Since his election in March, Pope Francis has proven to be something of an iconoclast.
On Holy Thursday, he famously washed the feet of young Muslims in a Rome prison, including those of a girl – the first time a pontiff had ever washed a female's feet.
He still refuses to live in Apostolic Palace, preferring to stay in a nearby modest guesthouse instead.
So it should perhaps come as no surprise that on June 2, Francis was, again, key in another first for the Catholic Church. From St. Peter's Basilica in Rome, Francis led an hour of Eucharistic Adoration, which was broadcast around the world in real time.
Catholics around the globe tuned in to celebrate simultaneously with the pope, including some 19 million of the faithful in India, 243 dioceses and parishes in the United States and isolated churches in the Amazon rainforest.
"For those around the world who still suffer slavery and who are victims of war, human trafficking, drug running, and slave labor. For the children and women who are suffering from every type of violence," Pope Francis prayed.
"May their silent scream for help be heard by a vigilant Church so that, gazing upon the crucified Christ, she may not forget the many brothers and sisters who are left at the mercy of violence. Also, for all those who find themselves in economically precarious situations, above all for the unemployed, the elderly, migrants, the homeless, prisoners, and those who experience marginalization.
"That the Church's prayer and its active nearness give them comfort and assistance in hope and strength and courage in defending human dignity," said the pontiff in his prayer.
The global event is part of the Church's designation of 2013 as the Year of Faith, which seeks to promote the understanding that the Catholic faith is "the encounter with an event, a person, which gives life a new horizon and a decisive direction."
Participants were asked to pray for the Church and for people who are suffering, including victims of trafficking, prisoners and those facing economic hardship.
According to Catholic scholars, Eucharistic Adoration has existed some form since the first century.

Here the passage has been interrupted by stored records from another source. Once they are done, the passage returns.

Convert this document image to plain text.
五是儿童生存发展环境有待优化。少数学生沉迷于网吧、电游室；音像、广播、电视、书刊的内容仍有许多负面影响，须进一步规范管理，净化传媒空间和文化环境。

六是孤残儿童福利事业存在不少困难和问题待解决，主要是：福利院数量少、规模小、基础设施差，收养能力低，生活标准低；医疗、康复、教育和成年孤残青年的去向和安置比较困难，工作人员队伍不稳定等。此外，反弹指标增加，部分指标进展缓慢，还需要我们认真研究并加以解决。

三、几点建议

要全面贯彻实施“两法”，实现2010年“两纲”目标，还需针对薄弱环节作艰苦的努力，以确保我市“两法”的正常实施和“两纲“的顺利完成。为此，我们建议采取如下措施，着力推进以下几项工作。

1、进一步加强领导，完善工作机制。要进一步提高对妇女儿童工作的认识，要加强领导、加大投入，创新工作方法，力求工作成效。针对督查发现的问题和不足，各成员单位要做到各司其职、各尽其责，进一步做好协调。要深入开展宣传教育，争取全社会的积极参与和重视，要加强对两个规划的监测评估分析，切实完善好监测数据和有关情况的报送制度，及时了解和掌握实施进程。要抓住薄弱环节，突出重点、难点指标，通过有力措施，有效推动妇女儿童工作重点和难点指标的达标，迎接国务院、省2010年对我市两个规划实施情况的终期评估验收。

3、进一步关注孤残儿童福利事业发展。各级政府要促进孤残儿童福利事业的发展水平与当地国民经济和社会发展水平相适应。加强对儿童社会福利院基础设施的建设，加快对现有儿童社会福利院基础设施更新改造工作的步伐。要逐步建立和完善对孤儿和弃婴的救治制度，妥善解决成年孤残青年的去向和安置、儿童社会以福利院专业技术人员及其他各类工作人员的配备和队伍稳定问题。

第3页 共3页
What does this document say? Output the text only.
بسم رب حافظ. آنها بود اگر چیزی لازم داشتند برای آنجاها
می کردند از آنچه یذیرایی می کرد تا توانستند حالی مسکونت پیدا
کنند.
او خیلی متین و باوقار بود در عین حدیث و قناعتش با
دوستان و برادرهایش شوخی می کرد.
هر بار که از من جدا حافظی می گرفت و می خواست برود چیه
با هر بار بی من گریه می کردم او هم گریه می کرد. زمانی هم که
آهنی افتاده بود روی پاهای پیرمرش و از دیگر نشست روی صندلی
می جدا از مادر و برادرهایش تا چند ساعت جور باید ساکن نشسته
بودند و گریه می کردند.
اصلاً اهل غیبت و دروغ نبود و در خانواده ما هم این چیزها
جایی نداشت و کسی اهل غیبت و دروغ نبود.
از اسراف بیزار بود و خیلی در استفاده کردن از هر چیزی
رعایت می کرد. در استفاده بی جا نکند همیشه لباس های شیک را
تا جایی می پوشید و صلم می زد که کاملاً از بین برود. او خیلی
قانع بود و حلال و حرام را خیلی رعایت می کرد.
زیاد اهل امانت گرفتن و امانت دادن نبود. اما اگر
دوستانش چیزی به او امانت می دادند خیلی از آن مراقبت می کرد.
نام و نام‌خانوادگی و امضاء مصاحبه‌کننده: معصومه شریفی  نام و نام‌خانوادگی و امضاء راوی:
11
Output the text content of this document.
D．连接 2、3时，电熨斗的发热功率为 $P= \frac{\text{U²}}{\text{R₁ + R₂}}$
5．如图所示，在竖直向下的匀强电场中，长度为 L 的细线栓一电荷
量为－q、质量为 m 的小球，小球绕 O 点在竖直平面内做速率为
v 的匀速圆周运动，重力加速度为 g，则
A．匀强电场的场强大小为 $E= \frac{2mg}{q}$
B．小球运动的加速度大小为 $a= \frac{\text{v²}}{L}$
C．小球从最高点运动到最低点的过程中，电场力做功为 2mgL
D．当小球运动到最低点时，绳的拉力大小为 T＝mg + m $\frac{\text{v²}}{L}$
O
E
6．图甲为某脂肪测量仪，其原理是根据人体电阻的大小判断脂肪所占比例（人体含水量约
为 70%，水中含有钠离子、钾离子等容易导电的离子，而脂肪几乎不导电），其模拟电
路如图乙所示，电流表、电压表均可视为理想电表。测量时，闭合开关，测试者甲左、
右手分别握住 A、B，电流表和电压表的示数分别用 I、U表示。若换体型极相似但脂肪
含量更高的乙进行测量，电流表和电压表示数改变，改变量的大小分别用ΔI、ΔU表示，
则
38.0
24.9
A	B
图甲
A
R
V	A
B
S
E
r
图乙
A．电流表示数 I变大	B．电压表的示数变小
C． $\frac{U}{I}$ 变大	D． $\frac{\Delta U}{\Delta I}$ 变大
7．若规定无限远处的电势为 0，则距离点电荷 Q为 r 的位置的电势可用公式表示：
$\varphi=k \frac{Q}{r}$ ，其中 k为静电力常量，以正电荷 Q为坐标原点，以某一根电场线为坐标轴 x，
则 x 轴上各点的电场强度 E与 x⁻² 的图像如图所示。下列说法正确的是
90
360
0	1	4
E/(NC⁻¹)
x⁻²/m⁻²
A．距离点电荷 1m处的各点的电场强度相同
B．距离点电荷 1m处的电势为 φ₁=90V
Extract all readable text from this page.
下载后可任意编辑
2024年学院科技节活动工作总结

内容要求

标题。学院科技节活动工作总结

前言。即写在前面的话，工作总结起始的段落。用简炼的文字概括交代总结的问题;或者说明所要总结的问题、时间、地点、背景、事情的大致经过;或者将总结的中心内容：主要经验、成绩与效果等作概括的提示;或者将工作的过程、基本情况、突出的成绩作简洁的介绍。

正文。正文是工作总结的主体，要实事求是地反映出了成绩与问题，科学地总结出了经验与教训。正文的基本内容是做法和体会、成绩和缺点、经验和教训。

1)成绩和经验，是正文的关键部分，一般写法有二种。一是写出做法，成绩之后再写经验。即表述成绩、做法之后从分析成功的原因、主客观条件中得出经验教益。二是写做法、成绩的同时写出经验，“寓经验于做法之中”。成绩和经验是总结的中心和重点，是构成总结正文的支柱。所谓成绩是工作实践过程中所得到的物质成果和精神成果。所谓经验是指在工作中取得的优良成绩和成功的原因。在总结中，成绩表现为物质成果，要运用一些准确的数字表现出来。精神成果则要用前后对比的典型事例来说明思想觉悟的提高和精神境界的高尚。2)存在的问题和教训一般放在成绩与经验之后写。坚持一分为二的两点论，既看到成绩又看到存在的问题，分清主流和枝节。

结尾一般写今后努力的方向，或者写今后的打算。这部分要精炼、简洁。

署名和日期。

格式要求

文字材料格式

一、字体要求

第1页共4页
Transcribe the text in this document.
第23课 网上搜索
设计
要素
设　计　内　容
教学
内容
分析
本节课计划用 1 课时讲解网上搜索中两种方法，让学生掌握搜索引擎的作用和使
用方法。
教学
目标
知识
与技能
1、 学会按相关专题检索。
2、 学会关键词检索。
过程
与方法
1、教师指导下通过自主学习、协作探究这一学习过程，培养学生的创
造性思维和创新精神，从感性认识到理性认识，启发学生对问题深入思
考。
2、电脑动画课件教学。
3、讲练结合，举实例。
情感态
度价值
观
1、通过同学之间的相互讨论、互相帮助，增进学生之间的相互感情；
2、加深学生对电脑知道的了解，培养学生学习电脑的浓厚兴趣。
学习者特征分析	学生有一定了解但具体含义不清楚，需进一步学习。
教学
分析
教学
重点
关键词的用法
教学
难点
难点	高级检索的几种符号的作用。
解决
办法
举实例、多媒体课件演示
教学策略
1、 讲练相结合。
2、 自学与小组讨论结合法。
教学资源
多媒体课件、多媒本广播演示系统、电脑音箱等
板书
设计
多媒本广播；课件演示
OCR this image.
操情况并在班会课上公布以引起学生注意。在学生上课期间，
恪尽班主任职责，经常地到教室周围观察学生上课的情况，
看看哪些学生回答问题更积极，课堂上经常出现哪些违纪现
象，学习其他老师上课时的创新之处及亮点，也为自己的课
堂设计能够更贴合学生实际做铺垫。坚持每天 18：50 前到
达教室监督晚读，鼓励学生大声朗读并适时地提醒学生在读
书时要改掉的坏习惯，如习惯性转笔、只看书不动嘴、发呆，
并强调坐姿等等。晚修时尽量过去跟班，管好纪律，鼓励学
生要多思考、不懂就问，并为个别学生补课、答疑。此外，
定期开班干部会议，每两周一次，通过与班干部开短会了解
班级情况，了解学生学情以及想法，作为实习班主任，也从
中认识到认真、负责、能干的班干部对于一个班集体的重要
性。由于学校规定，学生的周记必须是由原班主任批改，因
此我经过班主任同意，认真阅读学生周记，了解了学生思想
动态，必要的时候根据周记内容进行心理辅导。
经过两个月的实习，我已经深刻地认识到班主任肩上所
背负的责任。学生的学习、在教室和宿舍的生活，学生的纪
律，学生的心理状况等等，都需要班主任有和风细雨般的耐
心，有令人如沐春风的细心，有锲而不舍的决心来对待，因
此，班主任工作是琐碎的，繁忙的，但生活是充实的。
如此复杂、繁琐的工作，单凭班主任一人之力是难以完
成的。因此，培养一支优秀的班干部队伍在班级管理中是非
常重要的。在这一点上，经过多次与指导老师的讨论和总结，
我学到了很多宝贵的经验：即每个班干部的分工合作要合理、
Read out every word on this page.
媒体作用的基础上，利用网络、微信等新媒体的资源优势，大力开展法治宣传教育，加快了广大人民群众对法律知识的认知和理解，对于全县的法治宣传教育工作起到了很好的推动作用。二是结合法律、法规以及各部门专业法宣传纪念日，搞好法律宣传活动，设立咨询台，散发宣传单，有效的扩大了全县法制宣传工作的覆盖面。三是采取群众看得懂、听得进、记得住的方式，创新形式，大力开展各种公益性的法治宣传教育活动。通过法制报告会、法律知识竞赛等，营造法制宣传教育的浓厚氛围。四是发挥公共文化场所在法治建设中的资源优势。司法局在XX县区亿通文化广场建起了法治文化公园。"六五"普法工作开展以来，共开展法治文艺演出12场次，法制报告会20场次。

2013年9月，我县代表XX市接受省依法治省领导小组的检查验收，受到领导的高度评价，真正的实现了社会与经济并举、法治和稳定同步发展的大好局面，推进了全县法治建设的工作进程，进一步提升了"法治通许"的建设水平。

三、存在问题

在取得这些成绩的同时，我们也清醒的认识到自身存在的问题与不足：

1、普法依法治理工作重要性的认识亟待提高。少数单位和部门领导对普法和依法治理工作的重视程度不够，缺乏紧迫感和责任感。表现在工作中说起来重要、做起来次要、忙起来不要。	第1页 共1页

Monks who were contemporaries of Ignatius of Antioch were known to reserve the consecrated elements in their hermitages.
By the Council of Nicea in 325, the practice had begun to take on its current form, being reserved in churches and monasteries, although only to be taken to the sick and dying.
Today, the consecrated elements are reserved by all churches and Catholic teaching mandates they be made easily available to the faithful for the purpose of adoration.